There’s a difference between saying you forgive someone and then saying you forget about
something.”

Hayes won’t elaborate. He rarely discusses his childhood in interviews and seems genuinely
uncomfortably when revealing personal details. “This interview is terrifying, to be this open,
because there are certain parts of me I’ve wanted to keep to myself. But I couldn’t talk about my
new music without admitting it comes from a very personal place.”

But, he says, “I don’t want to have one of those articles that is like, ‘Oh my God, my tortured
life, my tortured childhood.’ I definitely had some issues growing up and they were all dealt
with. I love my family now. We’re completely sorted out. (But) I’m a 32 year old man now and I
guess I used a lot of that darkness, a lot of that angst, on this record. I’ve been hiding it for
years.”

After the release of Spin, Hayes was far from keen to get back into official recording mode.
Conley says Hayes, who is already a multimillionaire (the singer compares his fortune to
“winning Lotto”), isn’t consumed by his career. “His entire focus definitely isn’t music. He turns
it on, then he turns it off. He’s a real movie buff; he goes to the movies almost every night (often
by himself). He doesn’t go out a lot besides that – he’s a lot more antisocial than you’d think;
he’s sort of any anti-celebrity. He turned all that down.”

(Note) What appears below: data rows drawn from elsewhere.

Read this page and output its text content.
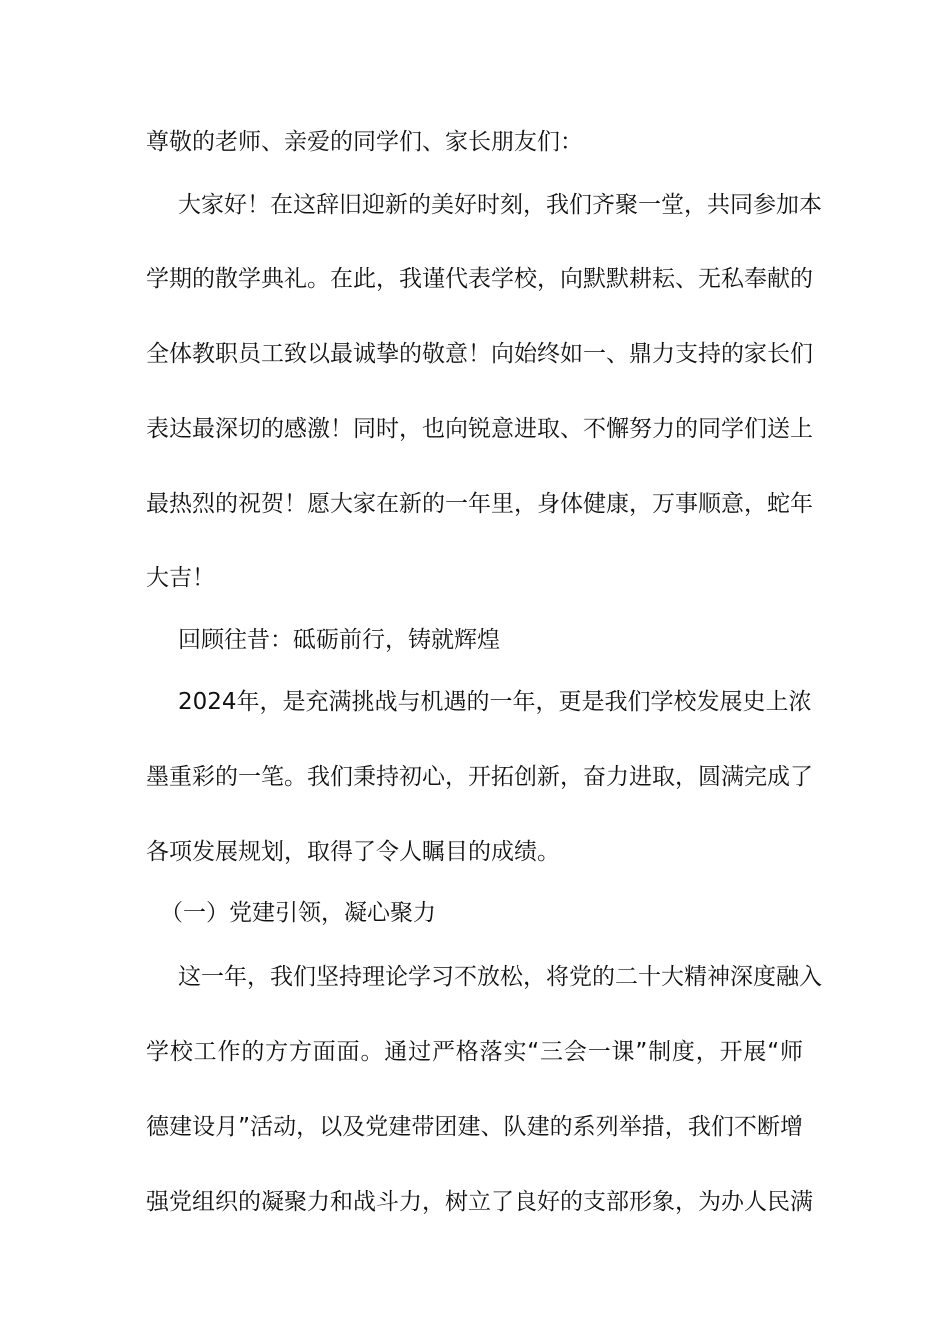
尊敬的老师、亲爱的同学们、家长朋友们：
大家好！在这辞旧迎新的美好时刻，我们齐聚一堂，共同参加本
学期的散学典礼。在此，我谨代表学校，向默默耕耘、无私奉献的
全体教职员工致以最诚挚的敬意！向始终如一、鼎力支持的家长们
表达最深切的感激！同时，也向锐意进取、不懈努力的同学们送上
最热烈的祝贺！愿大家在新的一年里，身体健康，万事顺意，蛇年
大吉！
回顾往昔：砥砺前行，铸就辉煌
2024年，是充满挑战与机遇的一年，更是我们学校发展史上浓
墨重彩的一笔。我们秉持初心，开拓创新，奋力进取，圆满完成了
各项发展规划，取得了令人瞩目的成绩。
（一）党建引领，凝心聚力
这一年，我们坚持理论学习不放松，将党的二十大精神深度融入
学校工作的方方面面。通过严格落实“三会一课”制度，开展“师
德建设月”活动，以及党建带团建、队建的系列举措，我们不断增
强党组织的凝聚力和战斗力，树立了良好的支部形象，为办人民满
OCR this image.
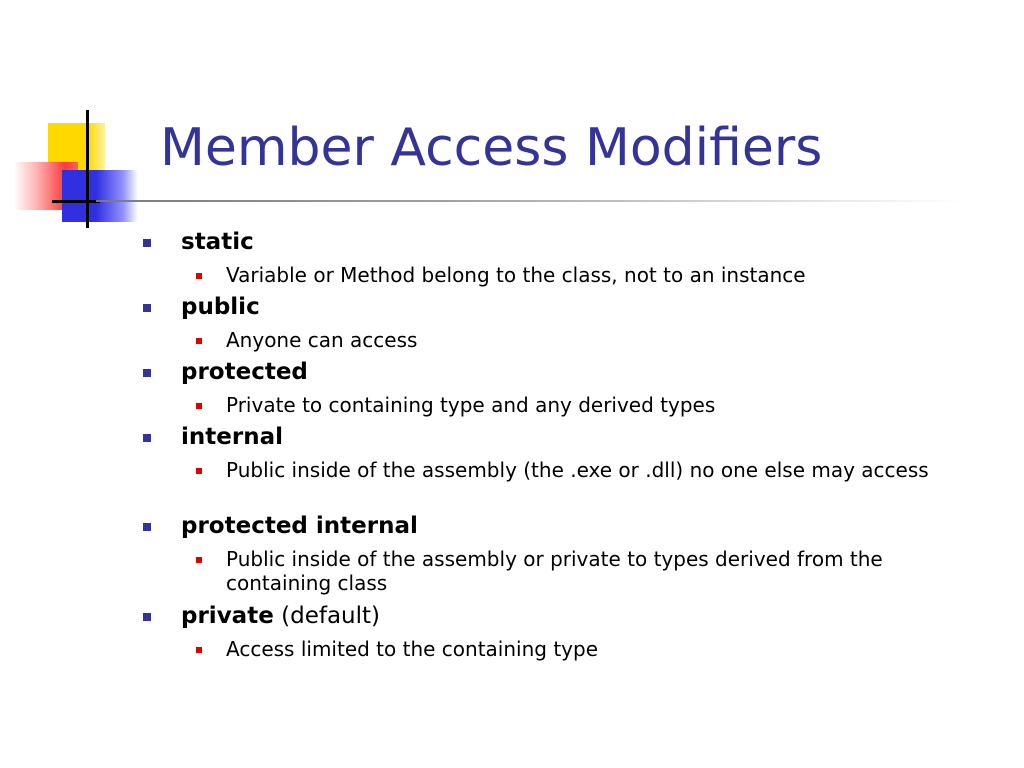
Member Access Modifiers
static
Variable or Method belong to the class, not to an instance
public
Anyone can access
protected
Private to containing type and any derived types
internal
Public inside of the assembly (the .exe or .dll) no one else may access
protected internal
Public inside of the assembly or private to types derived from the containing class
private (default)
Access limited to the containing type
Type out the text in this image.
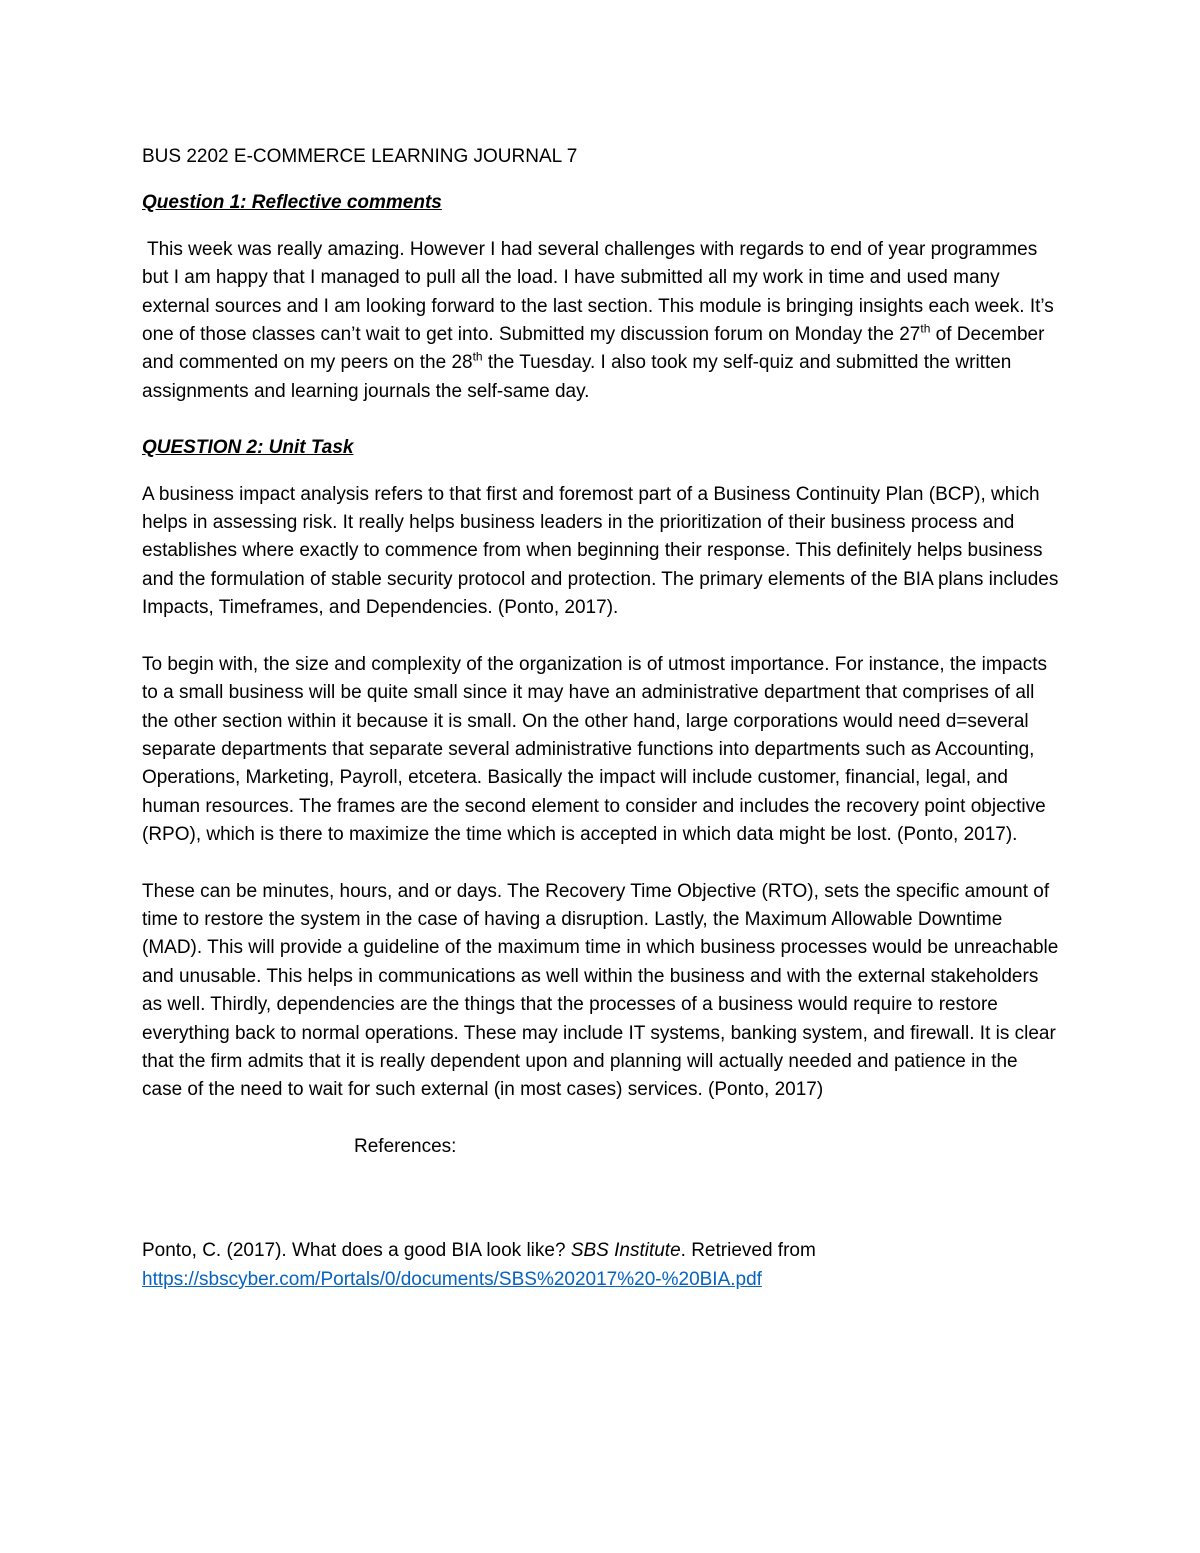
BUS 2202 E-COMMERCE LEARNING JOURNAL 7

Question 1: Reflective comments

This week was really amazing. However I had several challenges with regards to end of year programmes but I am happy that I managed to pull all the load. I have submitted all my work in time and used many external sources and I am looking forward to the last section. This module is bringing insights each week. It’s one of those classes can’t wait to get into. Submitted my discussion forum on Monday the 27th of December and commented on my peers on the 28th the Tuesday. I also took my self-quiz and submitted the written assignments and learning journals the self-same day.

QUESTION 2: Unit Task

A business impact analysis refers to that first and foremost part of a Business Continuity Plan (BCP), which helps in assessing risk. It really helps business leaders in the prioritization of their business process and establishes where exactly to commence from when beginning their response. This definitely helps business and the formulation of stable security protocol and protection. The primary elements of the BIA plans includes Impacts, Timeframes, and Dependencies. (Ponto, 2017).

To begin with, the size and complexity of the organization is of utmost importance. For instance, the impacts to a small business will be quite small since it may have an administrative department that comprises of all the other section within it because it is small. On the other hand, large corporations would need d=several separate departments that separate several administrative functions into departments such as Accounting, Operations, Marketing, Payroll, etcetera. Basically the impact will include customer, financial, legal, and human resources. The frames are the second element to consider and includes the recovery point objective (RPO), which is there to maximize the time which is accepted in which data might be lost. (Ponto, 2017).

These can be minutes, hours, and or days. The Recovery Time Objective (RTO), sets the specific amount of time to restore the system in the case of having a disruption. Lastly, the Maximum Allowable Downtime (MAD). This will provide a guideline of the maximum time in which business processes would be unreachable and unusable. This helps in communications as well within the business and with the external stakeholders as well. Thirdly, dependencies are the things that the processes of a business would require to restore everything back to normal operations. These may include IT systems, banking system, and firewall. It is clear that the firm admits that it is really dependent upon and planning will actually needed and patience in the case of the need to wait for such external (in most cases) services. (Ponto, 2017)

References:

Ponto, C. (2017). What does a good BIA look like? SBS Institute. Retrieved from
https://sbscyber.com/Portals/0/documents/SBS%202017%20-%20BIA.pdf
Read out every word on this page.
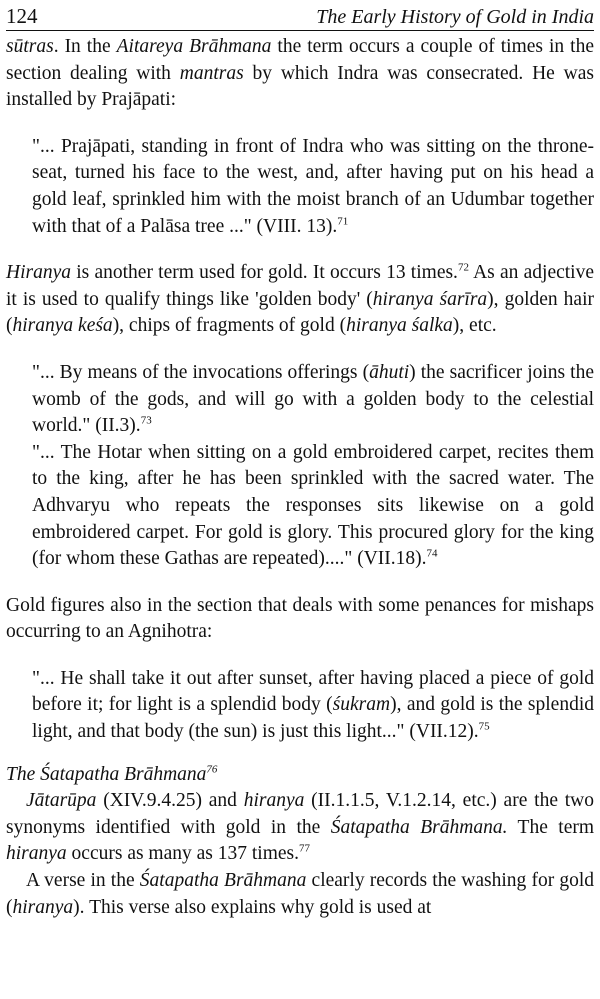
124	The Early History of Gold in India

sūtras. In the Aitareya Brāhmana the term occurs a couple of times in the section dealing with mantras by which Indra was consecrated. He was installed by Prajāpati:

"... Prajāpati, standing in front of Indra who was sitting on the throne-seat, turned his face to the west, and, after having put on his head a gold leaf, sprinkled him with the moist branch of an Udumbar together with that of a Palāsa tree ..." (VIII. 13).$^{71}$

Hiranya is another term used for gold. It occurs 13 times.$^{72}$ As an adjective it is used to qualify things like 'golden body' (hiranya śarīra), golden hair (hiranya keśa), chips of fragments of gold (hiranya śalka), etc.

"... By means of the invocations offerings (āhuti) the sacrificer joins the womb of the gods, and will go with a golden body to the celestial world." (II.3).$^{73}$

"... The Hotar when sitting on a gold embroidered carpet, recites them to the king, after he has been sprinkled with the sacred water. The Adhvaryu who repeats the responses sits likewise on a gold embroidered carpet. For gold is glory. This procured glory for the king (for whom these Gathas are repeated)...." (VII.18).$^{74}$

Gold figures also in the section that deals with some penances for mishaps occurring to an Agnihotra:

"... He shall take it out after sunset, after having placed a piece of gold before it; for light is a splendid body (śukram), and gold is the splendid light, and that body (the sun) is just this light..." (VII.12).$^{75}$

The Śatapatha Brāhmana$^{76}$

Jātarūpa (XIV.9.4.25) and hiranya (II.1.1.5, V.1.2.14, etc.) are the two synonyms identified with gold in the Śatapatha Brāhmana. The term hiranya occurs as many as 137 times.$^{77}$

A verse in the Śatapatha Brāhmana clearly records the washing for gold (hiranya). This verse also explains why gold is used at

Even during this post-Spin years of soul searching, while he was experimenting with different
instruments, including guitar and piano and building tracks with Conley at his home studio,
Hayes wouldn’t admit to his record company – or even himself – that he was working on a new
album. He was so fearful of the immense pressure involved. But, firmly steeped in electronica,
The Tension And The Spark, is already creating a buzz in the music industry.

“I’m not nervous,” says Hayes. “I’m just happy there are no gold trumpets and red carpets.
People are preparing to be underwhelmed and I like that. It’s a great position to be in.”